Surviving Shots

Health care providers, especially pediatric providers, understand the anxiety patients can feel when it comes to shots. While they do a great job of helping patients relax before, during and after shots, here are some helpful tips to make the process easier for your child.

  • Prepare ahead of time. Be honest with your child about what shot(s) he or she will be receiving, and explain that shots are given to help prevent sickness.
  • Never use shots as a punishment or threat.
  • Soothe your infant or younger child by placing him or her on your lap and rocking them afterward to lessen crying.
  • Distract your child before, during and after each shot. Play music, a movie or a game or tell stories or read a book.
  • If your child is old enough, teach him or her how to take slow, deep breaths to help alleviate anxiety.
  • Tell your child to relax their arm as much as possible, as tensing up can make a shot hurt more.

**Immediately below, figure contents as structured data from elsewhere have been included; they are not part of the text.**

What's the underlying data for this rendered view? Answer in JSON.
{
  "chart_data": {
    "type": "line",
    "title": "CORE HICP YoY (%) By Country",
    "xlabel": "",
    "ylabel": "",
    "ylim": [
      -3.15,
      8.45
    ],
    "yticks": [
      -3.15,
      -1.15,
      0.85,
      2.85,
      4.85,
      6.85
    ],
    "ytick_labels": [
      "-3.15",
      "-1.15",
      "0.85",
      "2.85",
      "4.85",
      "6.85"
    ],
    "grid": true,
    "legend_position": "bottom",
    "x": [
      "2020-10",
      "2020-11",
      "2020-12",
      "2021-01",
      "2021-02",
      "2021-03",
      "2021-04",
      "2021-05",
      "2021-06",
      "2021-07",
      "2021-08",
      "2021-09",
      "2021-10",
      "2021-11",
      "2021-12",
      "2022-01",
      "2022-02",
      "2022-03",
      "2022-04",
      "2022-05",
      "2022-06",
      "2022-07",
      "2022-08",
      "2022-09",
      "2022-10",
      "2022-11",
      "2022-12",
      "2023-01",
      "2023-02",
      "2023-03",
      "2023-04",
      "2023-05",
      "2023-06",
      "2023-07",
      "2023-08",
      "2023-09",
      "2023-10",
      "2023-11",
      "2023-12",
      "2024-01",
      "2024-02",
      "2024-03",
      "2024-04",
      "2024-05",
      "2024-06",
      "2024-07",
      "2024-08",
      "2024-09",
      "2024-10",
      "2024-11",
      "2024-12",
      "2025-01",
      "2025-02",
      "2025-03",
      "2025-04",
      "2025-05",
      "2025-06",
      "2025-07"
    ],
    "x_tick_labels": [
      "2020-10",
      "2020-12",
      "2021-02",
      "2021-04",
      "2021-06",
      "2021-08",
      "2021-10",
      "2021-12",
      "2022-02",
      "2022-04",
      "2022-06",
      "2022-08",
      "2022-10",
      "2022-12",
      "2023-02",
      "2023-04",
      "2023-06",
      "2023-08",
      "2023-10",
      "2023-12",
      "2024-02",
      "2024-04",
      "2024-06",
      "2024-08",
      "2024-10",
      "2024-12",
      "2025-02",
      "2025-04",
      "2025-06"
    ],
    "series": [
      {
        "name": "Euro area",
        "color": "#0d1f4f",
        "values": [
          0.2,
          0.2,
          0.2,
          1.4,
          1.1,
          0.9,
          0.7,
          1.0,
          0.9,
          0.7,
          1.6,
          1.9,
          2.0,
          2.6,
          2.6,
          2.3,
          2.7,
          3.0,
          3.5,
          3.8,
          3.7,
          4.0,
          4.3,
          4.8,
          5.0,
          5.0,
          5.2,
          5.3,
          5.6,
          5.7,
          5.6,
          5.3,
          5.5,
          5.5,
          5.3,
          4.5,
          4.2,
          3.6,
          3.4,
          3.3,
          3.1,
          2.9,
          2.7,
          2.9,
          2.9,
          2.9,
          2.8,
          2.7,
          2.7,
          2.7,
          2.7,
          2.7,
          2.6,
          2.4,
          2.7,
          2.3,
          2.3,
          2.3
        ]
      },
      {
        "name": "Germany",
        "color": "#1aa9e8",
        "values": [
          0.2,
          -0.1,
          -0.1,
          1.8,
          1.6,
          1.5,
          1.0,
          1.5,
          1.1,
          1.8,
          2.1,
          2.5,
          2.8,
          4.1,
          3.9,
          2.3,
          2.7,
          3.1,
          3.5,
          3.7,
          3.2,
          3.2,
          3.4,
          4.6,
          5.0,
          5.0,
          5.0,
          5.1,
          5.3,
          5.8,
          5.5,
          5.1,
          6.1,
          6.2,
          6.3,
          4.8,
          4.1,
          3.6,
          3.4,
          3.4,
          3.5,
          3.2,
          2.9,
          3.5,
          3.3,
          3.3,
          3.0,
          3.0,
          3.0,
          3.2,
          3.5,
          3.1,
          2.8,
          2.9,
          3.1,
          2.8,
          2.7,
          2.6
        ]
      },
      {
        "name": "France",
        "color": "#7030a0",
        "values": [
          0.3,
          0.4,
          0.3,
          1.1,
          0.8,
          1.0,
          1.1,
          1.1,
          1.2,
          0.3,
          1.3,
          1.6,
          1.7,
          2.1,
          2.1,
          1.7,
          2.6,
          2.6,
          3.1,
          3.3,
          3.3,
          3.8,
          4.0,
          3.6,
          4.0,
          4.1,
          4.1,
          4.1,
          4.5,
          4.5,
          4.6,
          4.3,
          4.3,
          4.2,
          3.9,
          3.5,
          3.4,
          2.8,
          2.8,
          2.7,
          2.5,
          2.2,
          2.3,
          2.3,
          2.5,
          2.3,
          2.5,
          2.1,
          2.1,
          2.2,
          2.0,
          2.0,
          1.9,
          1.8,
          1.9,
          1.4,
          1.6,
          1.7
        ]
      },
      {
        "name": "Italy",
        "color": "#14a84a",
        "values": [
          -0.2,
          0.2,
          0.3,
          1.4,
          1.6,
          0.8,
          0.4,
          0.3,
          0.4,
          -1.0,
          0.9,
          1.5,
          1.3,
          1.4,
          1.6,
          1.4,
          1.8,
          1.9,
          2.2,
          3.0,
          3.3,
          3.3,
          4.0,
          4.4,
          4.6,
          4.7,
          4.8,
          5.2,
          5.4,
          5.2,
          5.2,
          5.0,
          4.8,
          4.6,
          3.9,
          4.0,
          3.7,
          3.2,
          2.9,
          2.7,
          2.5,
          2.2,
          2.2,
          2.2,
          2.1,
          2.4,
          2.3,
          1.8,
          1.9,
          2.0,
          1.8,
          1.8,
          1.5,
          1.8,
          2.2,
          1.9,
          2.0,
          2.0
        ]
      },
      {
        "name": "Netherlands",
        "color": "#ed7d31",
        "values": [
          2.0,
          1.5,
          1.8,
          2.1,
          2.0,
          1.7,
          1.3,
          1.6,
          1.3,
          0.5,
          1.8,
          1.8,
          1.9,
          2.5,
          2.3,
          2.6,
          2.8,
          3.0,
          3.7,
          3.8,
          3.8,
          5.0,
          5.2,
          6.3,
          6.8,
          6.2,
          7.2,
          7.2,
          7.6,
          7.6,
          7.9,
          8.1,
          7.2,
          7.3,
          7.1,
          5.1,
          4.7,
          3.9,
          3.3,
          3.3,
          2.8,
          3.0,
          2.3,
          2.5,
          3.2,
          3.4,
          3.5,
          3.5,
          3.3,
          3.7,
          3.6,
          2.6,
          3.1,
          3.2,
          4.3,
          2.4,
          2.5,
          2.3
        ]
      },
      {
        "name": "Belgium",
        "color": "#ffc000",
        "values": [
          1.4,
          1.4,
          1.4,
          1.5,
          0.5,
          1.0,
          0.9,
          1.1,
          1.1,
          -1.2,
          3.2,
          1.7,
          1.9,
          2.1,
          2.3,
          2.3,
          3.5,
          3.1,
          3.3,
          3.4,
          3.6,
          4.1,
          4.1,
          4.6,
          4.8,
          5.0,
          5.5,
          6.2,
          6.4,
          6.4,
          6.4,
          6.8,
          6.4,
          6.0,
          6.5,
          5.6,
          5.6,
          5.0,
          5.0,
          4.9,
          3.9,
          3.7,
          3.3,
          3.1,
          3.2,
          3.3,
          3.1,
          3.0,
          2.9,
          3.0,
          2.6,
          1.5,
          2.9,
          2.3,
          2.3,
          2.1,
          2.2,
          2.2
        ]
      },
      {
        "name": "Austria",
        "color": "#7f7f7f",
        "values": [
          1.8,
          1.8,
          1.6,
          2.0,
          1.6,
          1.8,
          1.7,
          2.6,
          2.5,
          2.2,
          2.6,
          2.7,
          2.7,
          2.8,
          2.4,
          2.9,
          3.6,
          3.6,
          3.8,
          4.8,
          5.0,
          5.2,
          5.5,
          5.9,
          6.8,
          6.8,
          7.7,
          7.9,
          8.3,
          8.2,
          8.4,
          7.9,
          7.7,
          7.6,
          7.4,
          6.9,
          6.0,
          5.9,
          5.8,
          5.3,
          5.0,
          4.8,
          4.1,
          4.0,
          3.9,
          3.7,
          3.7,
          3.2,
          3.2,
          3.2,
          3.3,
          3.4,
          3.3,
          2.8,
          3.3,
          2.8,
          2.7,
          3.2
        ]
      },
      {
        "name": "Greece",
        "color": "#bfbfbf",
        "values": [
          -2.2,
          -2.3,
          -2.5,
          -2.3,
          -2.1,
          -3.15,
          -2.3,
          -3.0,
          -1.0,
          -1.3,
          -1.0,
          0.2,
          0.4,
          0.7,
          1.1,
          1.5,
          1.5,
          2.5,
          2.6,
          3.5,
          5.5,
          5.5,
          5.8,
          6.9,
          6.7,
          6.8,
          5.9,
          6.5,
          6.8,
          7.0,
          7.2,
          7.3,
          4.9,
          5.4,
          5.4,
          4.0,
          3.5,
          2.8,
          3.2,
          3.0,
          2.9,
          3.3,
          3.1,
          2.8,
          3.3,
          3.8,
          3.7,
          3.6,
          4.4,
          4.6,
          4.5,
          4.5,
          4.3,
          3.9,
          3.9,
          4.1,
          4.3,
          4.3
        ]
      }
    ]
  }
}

  • Encourage your child to focus on something in the room, such as a picture or poster, until the shot is over. Have him or her concentrate on the details in the picture or poster, whether it’s counting the number of objects in the picture or intently reading words on a poster.
  • Tell your child to speak up if they are feeling dizzy or sick after a shot. If so, your child should rest, either sitting or laying down, for 15 minutes.
  • A mild fever or other minor symptoms could develop after a shot. Ask your doctor if it is OK to give your child acetaminophen if this occurs.